Q. You chose not to foul up 3 late. I have to imagine it’s because you’re playing five guards against —
BRUCE WEBER: First we said, Barry, we missed the opportunity against TCU. Barry said, we’re going to foul, Coach. And then we all talked about it as a staff, and we just said, hey, we’re all guards, man up, make them take a tough shot. We didn’t want to give them a chance to get a rebound. I don’t know, how many offensive rebounds did they get on free throws? It seemed like every one. They missed a bunch, but they got offensive rebounds on those free throws.

We gave it a shot. I think we were running a squeeze and then trying to run Gabriel around. They kind of used Knox as a decoy. Our guys switched, switched, switched and Alexander was the one who shot at the end. He only had a tough shot at the end. I thought that was going in. I could have died if that would have happened. But we got the bounce and we made the shot at the end and made the plays that make a difference.

Q. Can you speak to the courage it took your team to overcome what they faced tonight?
BRUCE WEBER: Yeah, I mean, it’s just — they’re a resilient group. You know, and again, the leadership Barry — and we just kept saying, grind, grind, grind, keep fighting. Don’t leave anything out on the court.

You know, one, we believed we could win going into it, and we had talked about winning that first five-minute media time-out. I didn’t know we were going to go up, whatever it was, 13-1 or whatever the score was.

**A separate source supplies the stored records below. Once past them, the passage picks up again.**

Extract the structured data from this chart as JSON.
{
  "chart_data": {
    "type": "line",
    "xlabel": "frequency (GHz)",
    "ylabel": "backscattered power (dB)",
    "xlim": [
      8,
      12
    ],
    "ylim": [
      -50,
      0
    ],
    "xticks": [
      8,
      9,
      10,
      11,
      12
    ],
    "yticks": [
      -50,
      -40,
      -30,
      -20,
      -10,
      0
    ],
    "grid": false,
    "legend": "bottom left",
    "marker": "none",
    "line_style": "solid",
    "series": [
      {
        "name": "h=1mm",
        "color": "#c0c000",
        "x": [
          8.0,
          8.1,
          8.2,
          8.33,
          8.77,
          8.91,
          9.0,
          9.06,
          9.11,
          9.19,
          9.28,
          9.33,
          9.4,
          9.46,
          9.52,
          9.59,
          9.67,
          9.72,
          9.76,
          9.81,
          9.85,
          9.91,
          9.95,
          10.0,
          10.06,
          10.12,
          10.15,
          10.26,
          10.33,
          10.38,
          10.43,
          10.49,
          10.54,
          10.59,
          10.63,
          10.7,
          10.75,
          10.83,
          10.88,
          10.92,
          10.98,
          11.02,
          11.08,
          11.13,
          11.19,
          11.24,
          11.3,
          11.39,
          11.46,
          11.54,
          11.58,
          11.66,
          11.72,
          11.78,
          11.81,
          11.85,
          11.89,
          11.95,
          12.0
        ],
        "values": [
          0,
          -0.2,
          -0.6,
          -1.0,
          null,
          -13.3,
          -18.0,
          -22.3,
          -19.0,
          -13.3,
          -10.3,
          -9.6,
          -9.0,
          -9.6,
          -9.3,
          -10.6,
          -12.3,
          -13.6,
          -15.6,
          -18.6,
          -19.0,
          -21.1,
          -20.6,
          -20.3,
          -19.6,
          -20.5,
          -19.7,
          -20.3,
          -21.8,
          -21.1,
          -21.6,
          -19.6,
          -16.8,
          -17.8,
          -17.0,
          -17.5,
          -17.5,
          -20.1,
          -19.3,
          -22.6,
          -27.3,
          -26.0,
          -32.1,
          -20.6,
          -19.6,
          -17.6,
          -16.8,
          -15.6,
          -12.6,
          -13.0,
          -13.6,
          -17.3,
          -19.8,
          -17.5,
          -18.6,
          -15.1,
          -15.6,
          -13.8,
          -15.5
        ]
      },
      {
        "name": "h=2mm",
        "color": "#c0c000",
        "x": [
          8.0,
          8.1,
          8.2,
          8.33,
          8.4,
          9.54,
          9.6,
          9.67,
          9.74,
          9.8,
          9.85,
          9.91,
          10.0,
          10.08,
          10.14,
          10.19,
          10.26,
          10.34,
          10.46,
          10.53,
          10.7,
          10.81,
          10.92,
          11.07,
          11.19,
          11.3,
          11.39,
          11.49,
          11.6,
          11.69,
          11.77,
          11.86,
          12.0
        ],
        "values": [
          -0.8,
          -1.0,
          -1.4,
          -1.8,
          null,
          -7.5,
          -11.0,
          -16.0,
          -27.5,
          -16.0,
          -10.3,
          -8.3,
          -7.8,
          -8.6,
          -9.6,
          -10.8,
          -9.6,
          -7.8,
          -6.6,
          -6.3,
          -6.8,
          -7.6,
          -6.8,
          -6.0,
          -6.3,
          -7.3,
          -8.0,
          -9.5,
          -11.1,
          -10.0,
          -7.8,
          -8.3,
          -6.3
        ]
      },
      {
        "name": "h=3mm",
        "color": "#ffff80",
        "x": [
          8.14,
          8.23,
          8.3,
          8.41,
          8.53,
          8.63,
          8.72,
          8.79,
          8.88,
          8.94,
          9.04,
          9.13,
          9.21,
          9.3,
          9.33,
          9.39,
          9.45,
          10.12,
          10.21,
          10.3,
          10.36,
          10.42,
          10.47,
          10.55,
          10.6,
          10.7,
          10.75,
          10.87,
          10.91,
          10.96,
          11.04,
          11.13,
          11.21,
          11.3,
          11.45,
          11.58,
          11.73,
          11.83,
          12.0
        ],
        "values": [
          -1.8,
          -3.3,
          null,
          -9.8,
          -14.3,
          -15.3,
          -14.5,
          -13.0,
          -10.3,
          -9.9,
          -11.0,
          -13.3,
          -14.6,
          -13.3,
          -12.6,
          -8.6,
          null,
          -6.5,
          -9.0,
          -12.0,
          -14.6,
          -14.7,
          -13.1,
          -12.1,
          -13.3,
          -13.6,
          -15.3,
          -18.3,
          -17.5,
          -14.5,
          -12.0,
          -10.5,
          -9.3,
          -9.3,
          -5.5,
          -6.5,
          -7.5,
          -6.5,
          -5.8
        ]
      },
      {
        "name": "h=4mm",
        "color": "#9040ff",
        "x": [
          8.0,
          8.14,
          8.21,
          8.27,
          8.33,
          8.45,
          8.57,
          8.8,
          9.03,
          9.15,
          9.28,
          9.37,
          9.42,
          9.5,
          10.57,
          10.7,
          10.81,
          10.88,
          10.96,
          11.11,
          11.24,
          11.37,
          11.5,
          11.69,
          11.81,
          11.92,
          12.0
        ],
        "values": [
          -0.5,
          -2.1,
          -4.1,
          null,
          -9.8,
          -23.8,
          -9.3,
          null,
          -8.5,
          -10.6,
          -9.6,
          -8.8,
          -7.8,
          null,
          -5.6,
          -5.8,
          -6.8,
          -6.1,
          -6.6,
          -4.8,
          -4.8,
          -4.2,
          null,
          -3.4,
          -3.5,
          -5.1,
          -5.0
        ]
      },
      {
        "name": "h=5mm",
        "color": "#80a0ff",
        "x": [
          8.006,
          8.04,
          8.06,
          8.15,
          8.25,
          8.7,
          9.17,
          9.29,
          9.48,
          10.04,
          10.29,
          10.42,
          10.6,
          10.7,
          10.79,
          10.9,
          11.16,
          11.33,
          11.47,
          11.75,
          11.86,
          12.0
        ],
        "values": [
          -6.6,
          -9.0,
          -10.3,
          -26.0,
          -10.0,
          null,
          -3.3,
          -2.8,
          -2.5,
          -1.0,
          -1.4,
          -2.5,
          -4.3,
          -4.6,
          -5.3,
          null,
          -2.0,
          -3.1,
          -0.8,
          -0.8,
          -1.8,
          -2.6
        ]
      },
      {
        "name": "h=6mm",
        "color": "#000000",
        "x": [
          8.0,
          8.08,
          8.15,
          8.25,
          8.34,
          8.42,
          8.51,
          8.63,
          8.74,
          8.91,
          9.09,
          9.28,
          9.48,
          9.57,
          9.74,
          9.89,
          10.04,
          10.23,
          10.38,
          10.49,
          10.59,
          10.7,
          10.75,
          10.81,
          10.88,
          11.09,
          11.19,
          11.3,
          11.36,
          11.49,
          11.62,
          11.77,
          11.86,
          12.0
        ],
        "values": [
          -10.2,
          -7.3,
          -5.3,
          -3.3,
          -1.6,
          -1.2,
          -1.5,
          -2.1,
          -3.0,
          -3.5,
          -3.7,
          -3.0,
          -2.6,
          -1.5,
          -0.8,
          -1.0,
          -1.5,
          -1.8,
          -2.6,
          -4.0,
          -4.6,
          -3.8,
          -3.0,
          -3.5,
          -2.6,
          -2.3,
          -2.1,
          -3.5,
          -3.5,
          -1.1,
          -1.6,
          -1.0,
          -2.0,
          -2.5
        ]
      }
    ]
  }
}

And we said we wanted to be pests like UMBC was to Virginia and they were to us, and I think we were. I’m not sure they were ready for it. We got after them and got a nice lead.

And then obviously the second half, the run where we got those steals where we didn’t finish one fast break against UMBC. Other than Xavier’s dunk, we made unbelievable plays and passes off those steals, Kam to Barry, and I think somebody to Mike McGuirl, maybe it was, and a lot of big plays that made a difference.

We really wanted to clog the lane and get a lot of deflections. I’ll be interested to see if we — I challenged them to get 40, but we’ll see if we were close to that because those things are the difference makers.